My other concern is with bugs. I can tell you from experience that all the testing in the world does not guarantee bug free code. However, it seems unlikely that there would be some unintentional bug that would always favor one party over another.

What it comes down to is that I’m uncomfortable without some sort of meaningful paper trail. You always talk about people having confidence in elections, well voting on a black box with proprietary code doesn’t exactly lend confidence.

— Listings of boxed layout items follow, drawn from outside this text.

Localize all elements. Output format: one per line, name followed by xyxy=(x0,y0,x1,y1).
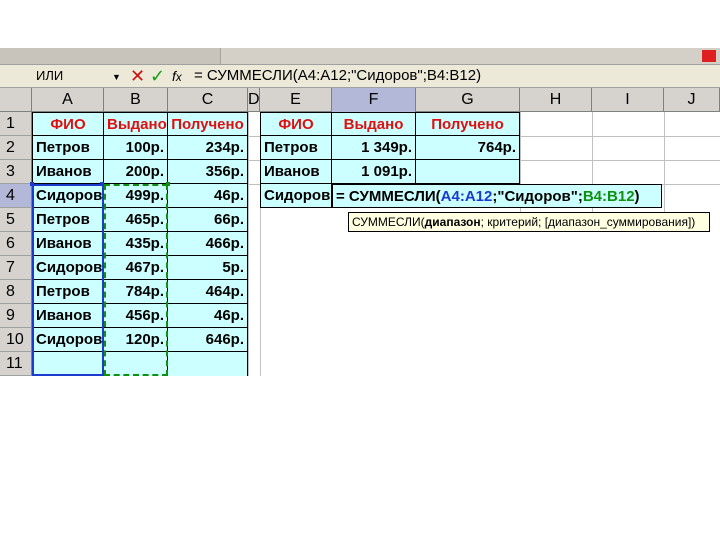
cell-editor[interactable]: = СУММЕСЛИ(A4:A12;"Сидоров";B4:B12) xyxy=(332,184,662,208)
row-header-10[interactable]: 10 xyxy=(0,328,32,352)
t1-header-fio[interactable]: ФИО xyxy=(32,112,104,136)
toolbar-segment xyxy=(120,48,221,64)
t2-header-fio[interactable]: ФИО xyxy=(260,112,332,136)
row-header-2[interactable]: 2 xyxy=(0,136,32,160)
range-handle[interactable] xyxy=(100,182,104,186)
tooltip-rest[interactable]: ; критерий; [диапазон_суммирования]) xyxy=(481,215,696,229)
t1-cell[interactable]: 464р. xyxy=(168,280,248,304)
name-box[interactable]: ИЛИ ▼ xyxy=(4,67,122,85)
t2-cell[interactable]: 1 349р. xyxy=(332,136,416,160)
t1-cell[interactable]: 356р. xyxy=(168,160,248,184)
t1-cell[interactable]: Петров xyxy=(32,136,104,160)
formula-bar: ИЛИ ▼ ✕ ✓ fx = СУММЕСЛИ(A4:A12;"Сидоров"… xyxy=(0,64,720,88)
t2-header-issued[interactable]: Выдано xyxy=(332,112,416,136)
t1-cell[interactable]: 5р. xyxy=(168,256,248,280)
tooltip-arg-range[interactable]: диапазон xyxy=(425,215,481,229)
column-header-f[interactable]: F xyxy=(332,88,416,112)
t1-cell[interactable]: 46р. xyxy=(168,304,248,328)
t2-header-received[interactable]: Получено xyxy=(416,112,520,136)
t2-cell[interactable]: Сидоров xyxy=(260,184,332,208)
column-header-i[interactable]: I xyxy=(592,88,664,112)
column-header-e[interactable]: E xyxy=(260,88,332,112)
t1-cell[interactable]: 100р. xyxy=(104,136,168,160)
edit-criteria: ;"Сидоров"; xyxy=(492,188,583,205)
row-header-1[interactable]: 1 xyxy=(0,112,32,136)
t1-cell[interactable]: 466р. xyxy=(168,232,248,256)
toolbar-strip xyxy=(0,48,720,64)
t1-cell[interactable]: Иванов xyxy=(32,160,104,184)
t1-cell[interactable]: 646р. xyxy=(168,328,248,352)
edit-suffix: ) xyxy=(634,188,640,205)
row-header-4[interactable]: 4 xyxy=(0,184,32,208)
edit-range-1[interactable]: A4:A12 xyxy=(441,188,493,205)
edit-range-2[interactable]: B4:B12 xyxy=(583,188,635,205)
column-header-a[interactable]: A xyxy=(32,88,104,112)
function-tooltip[interactable]: СУММЕСЛИ(диапазон; критерий; [диапазон_с… xyxy=(348,212,710,232)
gridline xyxy=(248,112,249,376)
row-header-7[interactable]: 7 xyxy=(0,256,32,280)
t1-cell[interactable]: 200р. xyxy=(104,160,168,184)
toolbar-segment xyxy=(0,48,121,64)
column-header-c[interactable]: C xyxy=(168,88,248,112)
x-icon[interactable]: ✕ xyxy=(130,66,145,86)
column-header-b[interactable]: B xyxy=(104,88,168,112)
column-header-row: A B C D E F G H I J xyxy=(0,88,720,112)
formula-input[interactable]: = СУММЕСЛИ(A4:A12;"Сидоров";B4:B12) xyxy=(194,67,481,85)
gridline xyxy=(664,112,665,212)
range-highlight-b xyxy=(104,184,168,376)
row-header-8[interactable]: 8 xyxy=(0,280,32,304)
row-header-6[interactable]: 6 xyxy=(0,232,32,256)
column-header-d[interactable]: D xyxy=(248,88,260,112)
t1-cell[interactable]: 234р. xyxy=(168,136,248,160)
row-header-3[interactable]: 3 xyxy=(0,160,32,184)
row-header-5[interactable]: 5 xyxy=(0,208,32,232)
t2-cell[interactable] xyxy=(416,160,520,184)
t2-cell[interactable]: Иванов xyxy=(260,160,332,184)
row-header-11[interactable]: 11 xyxy=(0,352,32,376)
chevron-down-icon[interactable]: ▼ xyxy=(112,68,121,86)
t1-header-received[interactable]: Получено xyxy=(168,112,248,136)
column-header-j[interactable]: J xyxy=(664,88,720,112)
name-box-value: ИЛИ xyxy=(36,68,64,83)
range-handle[interactable] xyxy=(166,182,170,186)
t1-cell[interactable]: 66р. xyxy=(168,208,248,232)
t2-cell[interactable]: 1 091р. xyxy=(332,160,416,184)
range-highlight-a xyxy=(32,184,104,376)
edit-prefix: = СУММЕСЛИ( xyxy=(336,188,441,205)
t2-cell[interactable]: 764р. xyxy=(416,136,520,160)
fx-icon[interactable]: fx xyxy=(172,66,182,88)
t1-cell-empty[interactable] xyxy=(168,352,248,376)
t1-cell[interactable]: 46р. xyxy=(168,184,248,208)
close-icon[interactable] xyxy=(702,50,716,62)
select-all-corner[interactable] xyxy=(0,88,32,112)
check-icon[interactable]: ✓ xyxy=(150,66,165,86)
row-header-9[interactable]: 9 xyxy=(0,304,32,328)
column-header-h[interactable]: H xyxy=(520,88,592,112)
range-handle[interactable] xyxy=(30,182,34,186)
t1-header-issued[interactable]: Выдано xyxy=(104,112,168,136)
t2-cell[interactable]: Петров xyxy=(260,136,332,160)
tooltip-fn[interactable]: СУММЕСЛИ( xyxy=(352,215,425,229)
column-header-g[interactable]: G xyxy=(416,88,520,112)
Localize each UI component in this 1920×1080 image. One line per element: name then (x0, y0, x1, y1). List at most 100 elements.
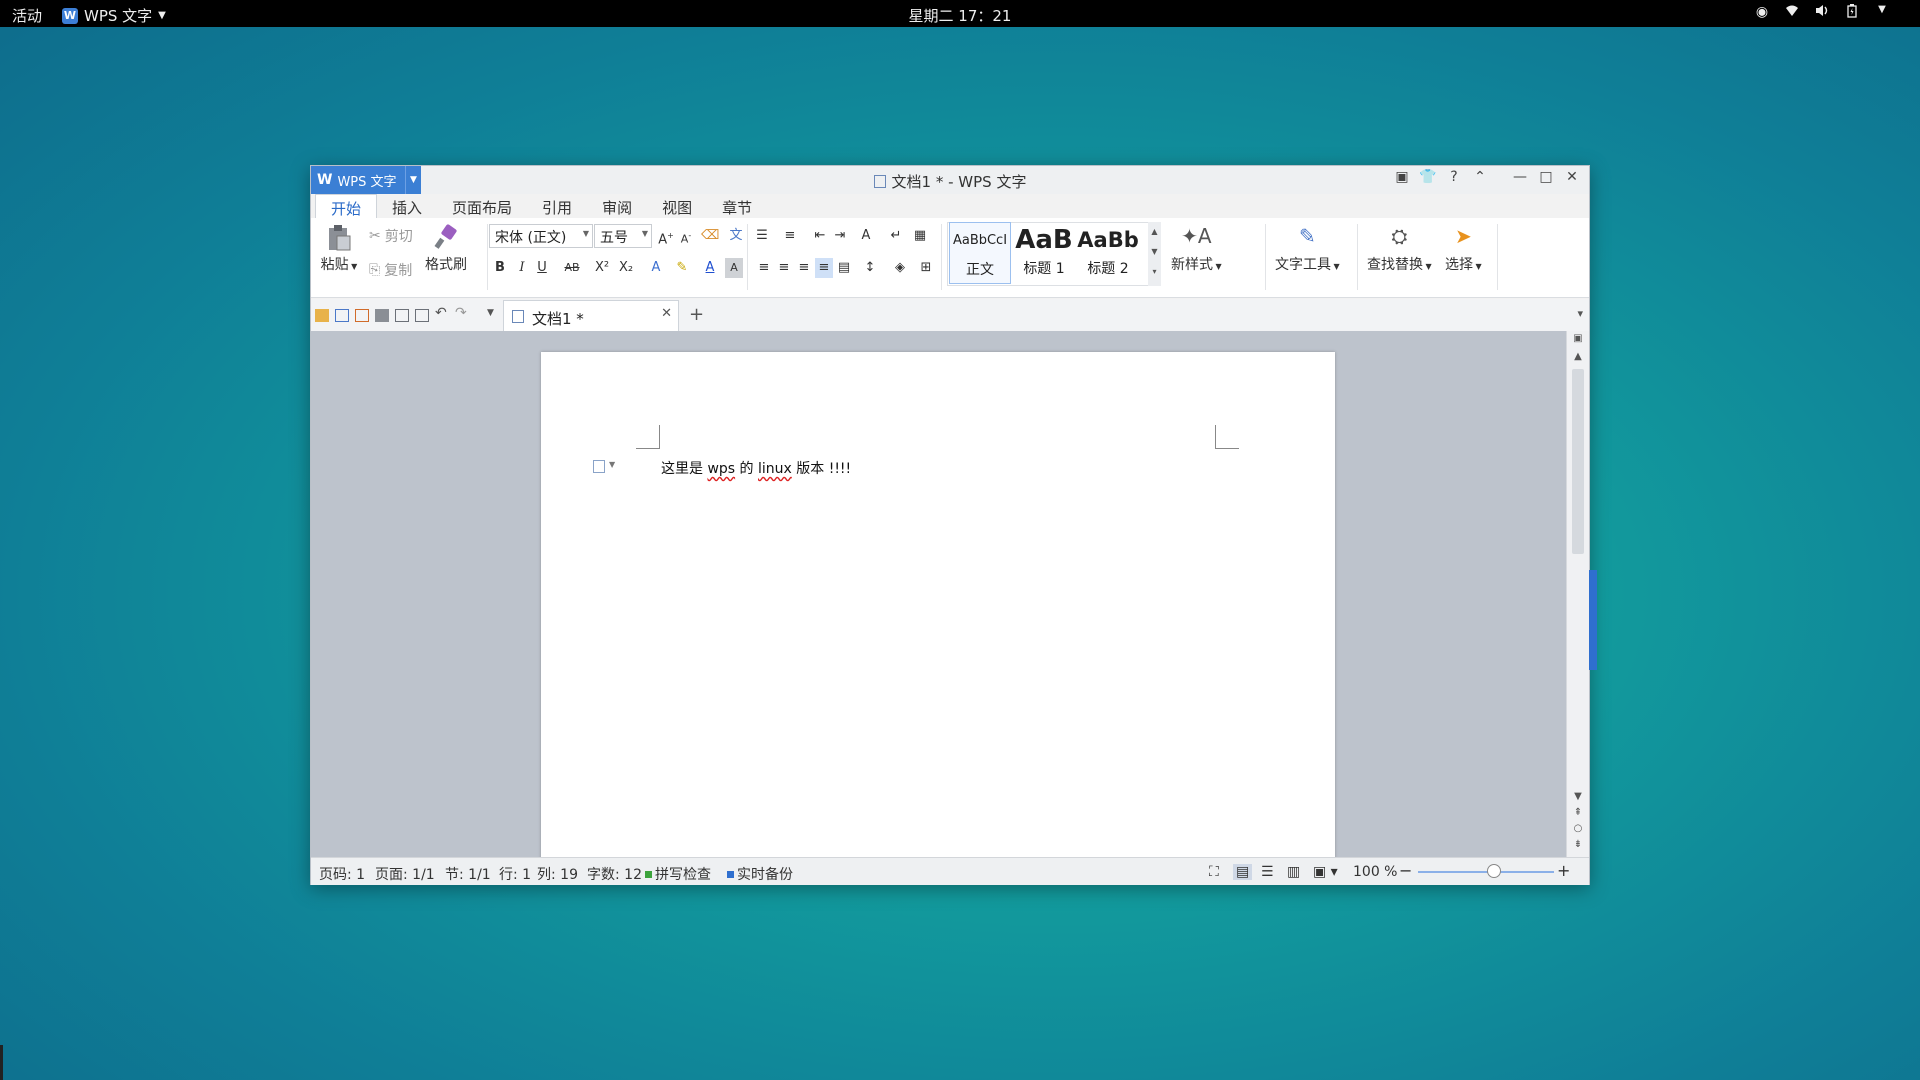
cut-button[interactable]: ✂ 剪切 (369, 226, 413, 246)
print-icon[interactable] (375, 309, 389, 322)
redo-icon[interactable]: ↷ (455, 305, 467, 321)
document-tab[interactable]: 文档1 * ✕ (503, 300, 679, 331)
document-page[interactable]: ▼ 这里是 wps 的 linux 版本 !!!! (541, 352, 1335, 857)
zoom-level[interactable]: 100 % (1353, 864, 1397, 880)
spellcheck-toggle[interactable]: 拼写检查 (645, 864, 711, 884)
highlight-icon[interactable]: ✎ (673, 258, 691, 278)
font-name-select[interactable]: 宋体 (正文) ▼ (489, 224, 593, 248)
reading-mode-icon[interactable]: ▣ ▾ (1313, 864, 1338, 880)
phonetic-guide-icon[interactable]: 文 (727, 226, 745, 246)
style-normal[interactable]: AaBbCcI 正文 (949, 222, 1011, 284)
save-icon[interactable] (335, 309, 349, 322)
tab-home[interactable]: 开始 (315, 194, 378, 218)
paragraph-mark-icon[interactable]: ↵ (887, 226, 905, 246)
decrease-indent-icon[interactable]: ⇤ (811, 226, 829, 246)
next-page-icon[interactable]: ⇟ (1567, 839, 1589, 850)
find-replace-button[interactable]: ⛭ 查找替换 ▼ (1367, 224, 1432, 274)
undo-icon[interactable]: ↶ (435, 305, 447, 321)
line-spacing-icon[interactable]: ↕ (861, 258, 879, 278)
export-pdf-icon[interactable] (355, 309, 369, 322)
bullet-list-icon[interactable]: ☰ (753, 226, 771, 246)
status-line[interactable]: 行: 1 (499, 864, 531, 884)
tab-view[interactable]: 视图 (647, 194, 707, 218)
align-left-icon[interactable]: ≡ (755, 258, 773, 278)
new-style-button[interactable]: ✦A 新样式 ▼ (1171, 224, 1222, 274)
table-icon[interactable]: ▦ (911, 226, 929, 246)
clear-format-icon[interactable]: ⌫ (701, 226, 719, 246)
wifi-icon[interactable] (1784, 4, 1800, 22)
browse-object-icon[interactable]: ○ (1567, 823, 1589, 834)
activities-button[interactable]: 活动 (12, 5, 42, 26)
distributed-icon[interactable]: ▤ (835, 258, 853, 278)
power-menu-icon[interactable]: ▼ (1874, 4, 1890, 22)
italic-button[interactable]: I (513, 258, 531, 278)
backup-toggle[interactable]: 实时备份 (727, 864, 793, 884)
web-view-icon[interactable]: ▥ (1287, 864, 1300, 880)
tab-chapter[interactable]: 章节 (707, 194, 767, 218)
record-icon[interactable]: ◉ (1754, 4, 1770, 22)
tab-page-layout[interactable]: 页面布局 (437, 194, 527, 218)
superscript-button[interactable]: X² (591, 258, 613, 278)
close-button[interactable]: ✕ (1561, 169, 1583, 185)
tab-menu-icon[interactable]: ▾ (1577, 307, 1583, 320)
zoom-in-button[interactable]: + (1557, 861, 1570, 880)
border-icon[interactable]: ⊞ (917, 258, 935, 278)
open-icon[interactable] (315, 309, 329, 322)
scroll-up-arrow[interactable]: ▲ (1567, 351, 1589, 362)
style-heading-2[interactable]: AaBb 标题 2 (1077, 222, 1139, 284)
bold-button[interactable]: B (491, 258, 509, 278)
maximize-button[interactable]: □ (1535, 169, 1557, 185)
scroll-down-arrow[interactable]: ▼ (1567, 791, 1589, 802)
status-page-number[interactable]: 页码: 1 (319, 864, 365, 884)
status-section[interactable]: 节: 1/1 (445, 864, 491, 884)
paragraph-dropdown-icon[interactable]: ▼ (609, 460, 615, 469)
text-tools-button[interactable]: ✎ 文字工具 ▼ (1275, 224, 1340, 274)
tab-references[interactable]: 引用 (527, 194, 587, 218)
minimize-button[interactable]: — (1509, 169, 1531, 185)
zoom-slider-knob[interactable] (1487, 864, 1501, 878)
zoom-slider[interactable] (1418, 871, 1554, 873)
style-scroll[interactable]: ▲ ▼ ▾ (1148, 222, 1161, 286)
status-word-count[interactable]: 字数: 12 (587, 864, 642, 884)
tab-review[interactable]: 审阅 (587, 194, 647, 218)
full-screen-icon[interactable]: ⛶ (1209, 864, 1219, 880)
select-button[interactable]: ➤ 选择 ▼ (1445, 224, 1482, 274)
text-direction-icon[interactable]: A (857, 226, 875, 246)
justify-icon[interactable]: ≡ (815, 258, 833, 278)
increase-indent-icon[interactable]: ⇥ (831, 226, 849, 246)
scrollbar-thumb[interactable] (1572, 369, 1584, 554)
app-menu-dropdown[interactable]: ▼ (405, 166, 421, 194)
close-tab-icon[interactable]: ✕ (661, 306, 672, 321)
new-tab-icon[interactable]: + (689, 304, 704, 325)
wps-app-menu-button[interactable]: W WPS 文字 ▼ (311, 166, 421, 194)
outline-view-icon[interactable]: ☰ (1261, 864, 1274, 880)
prev-page-icon[interactable]: ⇞ (1567, 807, 1589, 818)
subscript-button[interactable]: X₂ (615, 258, 637, 278)
skin-icon[interactable]: ▣ (1391, 169, 1413, 185)
copy-button[interactable]: ⎘ 复制 (369, 260, 412, 280)
vertical-scrollbar[interactable]: ▣ ▲ ▼ ⇞ ○ ⇟ (1566, 331, 1589, 857)
print-preview-icon[interactable] (395, 309, 409, 322)
system-tray[interactable]: ◉ ▼ (1754, 4, 1890, 22)
page-view-icon[interactable]: ▤ (1233, 864, 1253, 880)
underline-button[interactable]: U (533, 258, 551, 278)
char-shading-icon[interactable]: A (725, 258, 743, 278)
align-center-icon[interactable]: ≡ (775, 258, 793, 278)
font-color-icon[interactable]: A (701, 258, 719, 278)
app-menu[interactable]: W WPS 文字 ▼ (62, 5, 166, 26)
shading-icon[interactable]: ◈ (891, 258, 909, 278)
style-heading-1[interactable]: AaB 标题 1 (1013, 222, 1075, 284)
shrink-font-icon[interactable]: A- (677, 226, 695, 246)
side-panel-handle[interactable] (1589, 570, 1597, 670)
status-column[interactable]: 列: 19 (537, 864, 578, 884)
tab-insert[interactable]: 插入 (377, 194, 437, 218)
status-page-count[interactable]: 页面: 1/1 (375, 864, 435, 884)
strikethrough-button[interactable]: AB (561, 258, 583, 278)
collapse-ribbon-icon[interactable]: ⌃ (1469, 169, 1491, 185)
grow-font-icon[interactable]: A+ (657, 226, 675, 247)
align-right-icon[interactable]: ≡ (795, 258, 813, 278)
font-size-select[interactable]: 五号 ▼ (594, 224, 652, 248)
volume-icon[interactable] (1814, 4, 1830, 22)
clock[interactable]: 星期二 17：21 (909, 7, 1012, 25)
zoom-out-button[interactable]: − (1399, 861, 1412, 880)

Are you talking about Hillarys’ unsecured server? I mean if the Secretary of State can’t even secure a server how can we trust these local yokels?

Here is the list of security protocols that are supposed to happen in Wisconsin:
http://elections.wi.gov/elections-voting/voting-equipment/security

It includes initial logic/tabulation testing, public testing, chain of custody records for each machine, tamper indicating seals on memory devices, and a post election audit.

They also have a listing of all the types of machines used in Wisconsin:
http://elections.wi.gov/elections-voting/voting-equipment/voting-equipment-use

Our good friend Josh Marshall, over at Talking Points Memo, reports on Dr Stein’s (Green Party) fundraising effort to challenge the results. Reports have it that she initially sought to raise $2.5 million, then decided she needed $4.5 million, now $7 million. He find this suspicious. I quite agree.

http://talkingpointsmemo.com/edblog/a-word-of-caution

Jill Stein has found a way to fund the Green Party’s 2018 election campaigns. And it looks like Hillary supporters are going to fund it.

That certainly deserves further investigation.

But aside from that: it’s interesting to see how quickly the money is flowing in.

The Green Party isn’t being deceptive, they say any unused funds will be used to train local candidates.

I am so thrilled that Jill Stein is now worried that a few thousand votes gave the Presidency to Trump. I just wish there had been something, anything, that she could have done prior to the election to make sure that Trump did not get the Presidency.

As to what that possibly could have been… I don’t know, I’m all out of ideas. Anyone?

Seriously: The woman is lining her pockets with the dreams of depressed Democrats. She is the Left’s Donald Trump, a person who wants to will to power for their own personal aggrandizement. I have less respect for her now than I did before this “campaign”.

Keeping her name in the news, Jillary filed for a recount in WI a couple of hours ago.

Code that erases itself is technically possible, but I would assume that the machines have only just enough space to run, and nothing more–it would be inefficient to create them otherwise.

It’s also not a problem with open source, unobscured code. It would be plainly visible if it did.

And, yeah, using a hash from the compiled code to make sure it’s the same compiled code would suffice rather than decompiling. It gets compiled once and then that compilation is the required binary. Heck, take if further and don’t even check a hash–check it against the binary itself, so no deliberate hash collisions can be made.

For starters, aren’t they just checking to see if there’s a discrepancy between the paper ballot count and the machine count? Finding a significant discrepancy right there would be cause to question the results elsewhere.

AFAIK, no jury has ever convicted anyone of deliberately hacking voting machines to change an election but there have certainly been many (inadvertant?) bugs reported that favored one candidate over another. And voting machines are often unconscionably easy to hack.

Voting machine companies have been very reluctant to reveal their source code and other methods. Even open source code may not be a panacaea: Recall the Lecture Ken Thompson gave when he won the Turing Award (pdf).

Jiminy f-ing Christmas…how long will you libtards be in denial?

Just move on. Get over it, you lost the election, plan for the next. Believing you somehow have a chance for Hillary to still be president is a fairy tail. A deal was struck after Podesta went on stage election night and said go home. A call was made, it was agreed that she would conceded and not challenge in exchange for Trump dropping his promise to investigate her if elected, as recently eveidenced.

Please don’t insult other posters. Warning issued. Don’t do it again.